On a sunny Ugandan afternoon. My family and I arrived at Para safari lodge. Para is a popular tourist destination known for its beautiful scenery, swimming pool and overpriced soda’s.
While my mum was at the reception getting our accommodation sorted, my dad and I decided to take a seat outside by the pool. The air was humid and the pool was surrounded by overly excited white Europeans and Americans.
We were seated waiting to be served. A gentleman approached us. He greeted us with a fake smile and proceeded to ask us whether we could move inside as the poolside was reserved for guests.
I looked around and noticed that not only were we the only Ugandans excluding the waiters around the pool. We were also the only black people around the pool.
Furious. My dad asked him why is it we were being asked to go inside.
The gentleman exaggerated his fake smile and said again that the pool area was for guests. Only this time he added that it was for guests sleeping at the hotel. He said guests who are only visiting for the day were welcome to sit inside.
This man had not offered us anything us anything to drink nor had he even bothered to ask us where we were from.
This man was Ugandan.
Trying to avoid a scene, I picked up my glasses and prepared to make my way inside.

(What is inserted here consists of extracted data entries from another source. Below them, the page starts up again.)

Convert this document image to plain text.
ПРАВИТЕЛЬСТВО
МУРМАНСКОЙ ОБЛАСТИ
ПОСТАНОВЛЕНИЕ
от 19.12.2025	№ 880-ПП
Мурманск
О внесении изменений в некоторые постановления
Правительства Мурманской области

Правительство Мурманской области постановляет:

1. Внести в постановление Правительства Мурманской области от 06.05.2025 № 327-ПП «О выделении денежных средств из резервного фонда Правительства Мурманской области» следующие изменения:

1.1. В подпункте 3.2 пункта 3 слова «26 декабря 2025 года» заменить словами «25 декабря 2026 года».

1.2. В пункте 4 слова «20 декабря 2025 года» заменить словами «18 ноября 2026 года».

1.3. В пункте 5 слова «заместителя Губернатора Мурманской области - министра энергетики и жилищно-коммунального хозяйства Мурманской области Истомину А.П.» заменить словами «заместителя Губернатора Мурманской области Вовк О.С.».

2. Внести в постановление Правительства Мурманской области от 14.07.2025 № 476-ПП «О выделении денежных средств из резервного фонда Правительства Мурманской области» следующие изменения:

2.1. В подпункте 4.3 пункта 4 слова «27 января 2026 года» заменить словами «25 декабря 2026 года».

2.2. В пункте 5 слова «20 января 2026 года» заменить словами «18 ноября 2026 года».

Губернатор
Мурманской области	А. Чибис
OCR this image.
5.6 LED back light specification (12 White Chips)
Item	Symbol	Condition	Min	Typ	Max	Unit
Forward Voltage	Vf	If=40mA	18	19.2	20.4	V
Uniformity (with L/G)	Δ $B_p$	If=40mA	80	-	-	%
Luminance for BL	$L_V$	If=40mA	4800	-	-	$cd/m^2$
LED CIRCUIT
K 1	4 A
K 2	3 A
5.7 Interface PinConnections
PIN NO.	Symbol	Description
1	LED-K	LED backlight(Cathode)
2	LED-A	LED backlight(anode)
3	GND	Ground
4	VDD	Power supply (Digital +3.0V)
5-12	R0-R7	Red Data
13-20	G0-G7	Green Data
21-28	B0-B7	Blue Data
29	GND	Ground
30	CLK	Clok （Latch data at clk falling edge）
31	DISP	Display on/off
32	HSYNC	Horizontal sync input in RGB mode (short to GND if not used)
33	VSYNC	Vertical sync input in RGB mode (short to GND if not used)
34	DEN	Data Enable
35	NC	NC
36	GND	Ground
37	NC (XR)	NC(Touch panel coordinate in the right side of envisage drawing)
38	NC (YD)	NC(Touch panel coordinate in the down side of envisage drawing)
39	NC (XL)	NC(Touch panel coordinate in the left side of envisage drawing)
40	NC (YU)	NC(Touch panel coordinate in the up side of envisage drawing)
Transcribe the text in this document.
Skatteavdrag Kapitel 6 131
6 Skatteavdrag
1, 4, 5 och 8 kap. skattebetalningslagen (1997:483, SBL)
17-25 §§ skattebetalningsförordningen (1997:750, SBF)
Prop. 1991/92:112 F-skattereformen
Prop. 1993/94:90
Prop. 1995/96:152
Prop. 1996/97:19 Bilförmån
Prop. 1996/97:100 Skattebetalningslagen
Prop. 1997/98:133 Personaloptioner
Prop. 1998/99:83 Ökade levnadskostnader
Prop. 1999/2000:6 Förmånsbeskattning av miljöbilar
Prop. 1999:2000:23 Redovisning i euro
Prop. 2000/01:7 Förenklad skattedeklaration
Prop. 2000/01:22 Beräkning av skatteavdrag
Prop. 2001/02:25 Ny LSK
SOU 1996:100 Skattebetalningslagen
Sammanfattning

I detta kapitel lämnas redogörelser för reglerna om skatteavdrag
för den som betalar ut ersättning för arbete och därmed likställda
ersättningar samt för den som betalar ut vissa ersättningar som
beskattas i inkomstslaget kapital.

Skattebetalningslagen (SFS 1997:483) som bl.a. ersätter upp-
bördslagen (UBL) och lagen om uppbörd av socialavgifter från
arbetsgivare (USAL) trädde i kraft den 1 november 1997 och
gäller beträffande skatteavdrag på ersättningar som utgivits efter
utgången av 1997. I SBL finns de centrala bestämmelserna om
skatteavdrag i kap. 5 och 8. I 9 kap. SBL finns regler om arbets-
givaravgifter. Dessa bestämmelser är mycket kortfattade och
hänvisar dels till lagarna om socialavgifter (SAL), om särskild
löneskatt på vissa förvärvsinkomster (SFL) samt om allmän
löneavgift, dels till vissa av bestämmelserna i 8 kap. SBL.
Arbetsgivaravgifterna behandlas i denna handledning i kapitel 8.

My dad continued staring at the man. He laughed and asked the man why he simply assumed we were not guests at the hotel. Not waiting for a response, my dad proceeded to educate the man on effects of colonialism.
Defeated. The man let us be.
Already irritated but still hungry my dad decided that we would have our lunch at Para and find accommodation elsewhere as it was clear that we were not considered “tourists.”
We made our way to the dining hall.
Outside. The tables were neatly arranged and decorated. The tables faced the lake were guests could watch the ferry float by while having lunch.
We got a table.
As we got comfortable. Another man approached.
This one was serious.
He greeted us and then asked to take a seat inside. He said the chairs outside were reserved for their guests.
There it was again.
This man was also Ugandan.
Exhausted from the previous incident, my dad picked his keys from the perfectly laid out table and walked out the door.
We drove back and had lunch in Masindi.
I have always known I was black. This has never been a problem for me. However, that day. In that hotel. In my country. I felt black. I felt different. I felt unwanted.